Many parents have asked themselves countless times, while not expecting any answers of course, how government can just sit there and allow this situation to play on like this. But the answer is plain and simple it does not matter. It is not just because the children of the leadership are in schools outside of this country, or in those known as private schools, it is just that we all didn’t get the memo from 2005 when the Constitution became the supreme law of the land.
The memo was that they were going to destroy our education system, bit by bit. Perhaps it came into effect in 2008, who knows. But when this government failed to prioritise education, it was evident what the plan was—after all, Sikhuphe is the real priority. The army is an even bigger priority. So, too, the lining of politicians’ pockets. But not education.
And to prove this, Free Primary Education has become a non-starter, with government failing to pay the fees on time every year. There also was no political commitment to prioritising this, to ensure that it became the crucial stepping stone for government and setting the right tone for its social services. To date, government is still lagging behind in its payment to schools, yet it expects these schools to run effectively and principals to run schools efficiently.
In addition to this, government came up with an unworkable scholarship policy that now criminalises education. It stopped giving scholarships to university students, with hundreds having their hopes of a bright future dashed and sent home to do nothing but resort to other means to earn a living.
This, for a country that says it wants to get to developed status in 10 years, is a crying shame.
To date, the university has been operating like it is on a life-support system in an ICU; it is a miracle that it has not collapsed. Lecturers have had to endure months of no pay, students have had to study and write exams without any allowances for books and food it’s incredible, if you ask me. And yet, here we are, with the entire Cabinet operating like everything is normal. Operating like nothing has ever happened, with teachers running up and down the streets, unrecognisable in their conduct towards some of their colleagues who had not heeded the call to strike and their confrontations with these as well as the police. Children have been grabbed out of classes to join the strike which now has entered a third week.
These are teachers, expected to teach our future leaders. Yet government is doing nothing, but to pour petrol onto the fire by declaring that there will not be a salary increment in three years.
Great stuff—just what the situation needed, if you ask me.
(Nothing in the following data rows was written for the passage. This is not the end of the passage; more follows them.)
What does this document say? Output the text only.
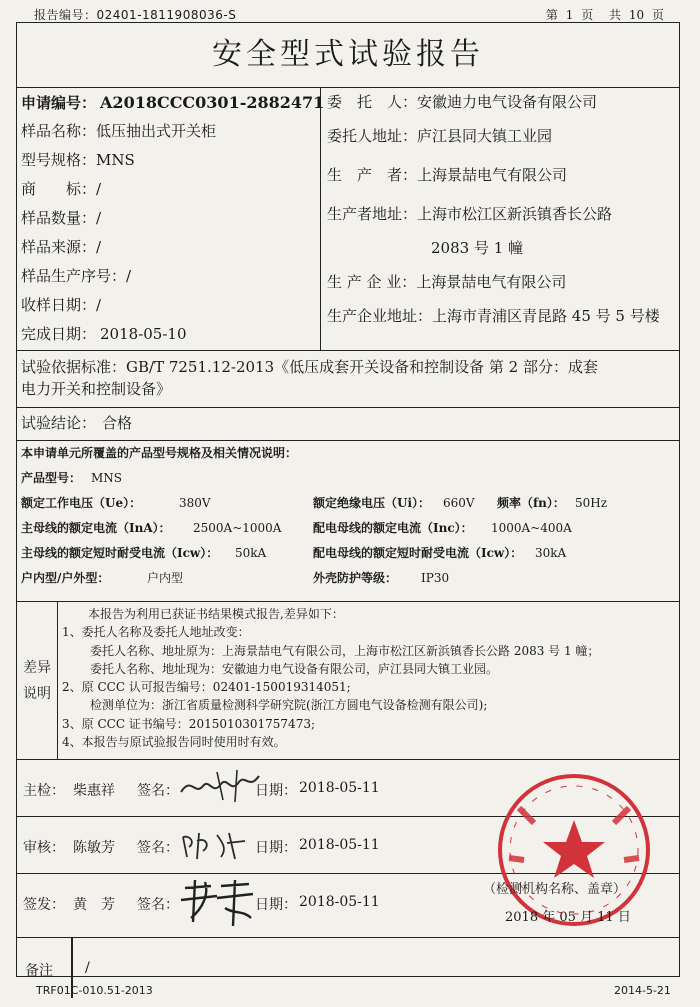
报告编号：02401-1811908036-S	第 1 页 共 10 页
安全型式试验报告
申请编号： A2018CCC0301-2882471
样品名称：低压抽出式开关柜
型号规格：MNS
商　　标：/
样品数量：/
样品来源：/
样品生产序号：/
收样日期：/
完成日期： 2018-05-10
委　托　人：安徽迪力电气设备有限公司
委托人地址：庐江县同大镇工业园
生　产　者：上海景喆电气有限公司
生产者地址：上海市松江区新浜镇香长公路
2083 号 1 幢
生 产 企 业：上海景喆电气有限公司
生产企业地址：上海市青浦区青昆路 45 号 5 号楼
试验依据标准：GB/T 7251.12-2013《低压成套开关设备和控制设备 第 2 部分：成套
电力开关和控制设备》
试验结论： 合格
本申请单元所覆盖的产品型号规格及相关情况说明：
产品型号： MNS
额定工作电压（Ue）：	380V	额定绝缘电压（Ui）： 660V 频率（fn）： 50Hz
主母线的额定电流（InA）： 2500A~1000A	配电母线的额定电流（Inc）： 1000A~400A
主母线的额定短时耐受电流（Icw）： 50kA	配电母线的额定短时耐受电流（Icw）： 30kA
户内型/户外型：	户内型	外壳防护等级： IP30
差异
说明
本报告为利用已获证书结果模式报告,差异如下：
1、委托人名称及委托人地址改变：
委托人名称、地址原为：上海景喆电气有限公司，上海市松江区新浜镇香长公路 2083 号 1 幢；
委托人名称、地址现为：安徽迪力电气设备有限公司，庐江县同大镇工业园。
2、原 CCC 认可报告编号：02401-150019314051;
检测单位为：浙江省质量检测科学研究院(浙江方圆电气设备检测有限公司);
3、原 CCC 证书编号：2015010301757473;
4、本报告与原试验报告同时使用时有效。
主检： 柴惠祥 签名：	日期： 2018-05-11
审核： 陈敏芳 签名：	日期： 2018-05-11
签发： 黄　芳 签名：	日期： 2018-05-11
（检测机构名称、盖章）
2018 年 05 月 11 日
备注 /
TRF01C-010.51-2013	2014-5-21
This is because it is all going according to plan; our children must not get a decent education. The future leaders of this country cannot be people who are intellectuals and who are going to challenge things.
Clearly, if you consider that this country does not pride itself on the quality and calibre of Swazis who are passionate about this country and have attained an education to stand them-selves in good stead anywhere in the world, it is obvious this is the direction we want to take.
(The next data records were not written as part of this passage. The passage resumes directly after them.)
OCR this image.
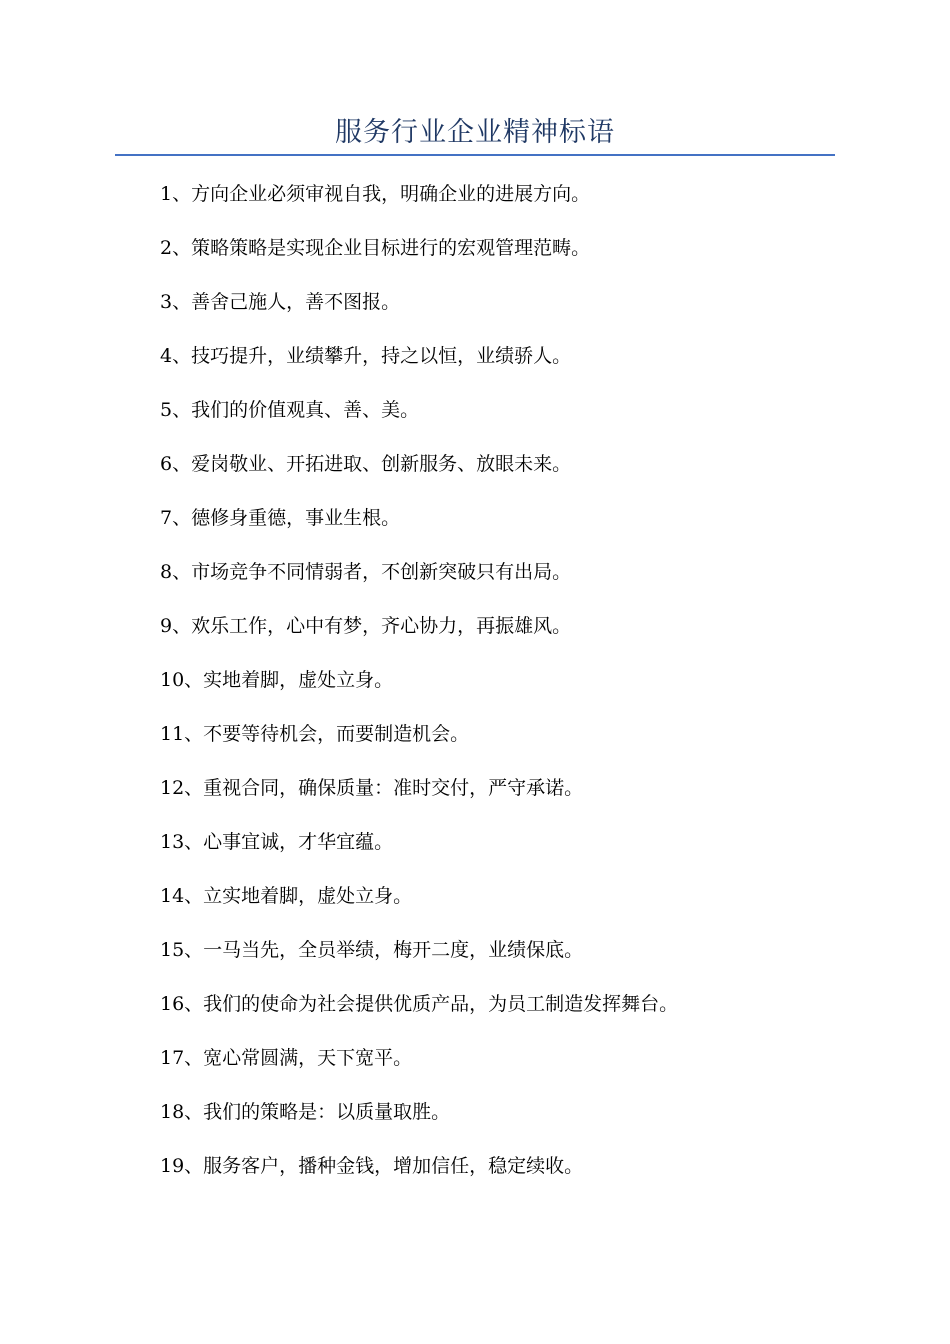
服务行业企业精神标语
1、方向企业必须审视自我，明确企业的进展方向。
2、策略策略是实现企业目标进行的宏观管理范畴。
3、善舍己施人，善不图报。
4、技巧提升，业绩攀升，持之以恒，业绩骄人。
5、我们的价值观真、善、美。
6、爱岗敬业、开拓进取、创新服务、放眼未来。
7、德修身重德，事业生根。
8、市场竞争不同情弱者，不创新突破只有出局。
9、欢乐工作，心中有梦，齐心协力，再振雄风。
10、实地着脚，虚处立身。
11、不要等待机会，而要制造机会。
12、重视合同，确保质量：准时交付，严守承诺。
13、心事宜诚，才华宜蕴。
14、立实地着脚，虚处立身。
15、一马当先，全员举绩，梅开二度，业绩保底。
16、我们的使命为社会提供优质产品，为员工制造发挥舞台。
17、宽心常圆满，天下宽平。
18、我们的策略是：以质量取胜。
19、服务客户，播种金钱，增加信任，稳定续收。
And because of this, people like Judge Qinisile Mabuza, or Thomas Masuku, can’t really stand a chance of being Chief Justices of our High Court ever! They would rather give it to an individual who was under-qualified, like Richard Banda; or get rid of the best brains such as Judge Masuku; just because they can!
In essence, this is what it comes down to; our government does not value education and there is no chance whatsoever that the teachers will get the 4.5 per cent; because it is only the selected few who should get the privilege of a decent education; or decent salaries; or a say in this country. The rest of us, well, we can forget it no matter how much we love our Swaziland!
To quote Vusi Sibisi (because this is his trademark) they want the ‘knee-bending, grovelling sycophants’ only in this country.
Wayisho ngayibona lentfo wena Mr Editor!!...its painful to see a country that does not prioritize in Education! Vele angeke lakhe lelive....no matter what!!!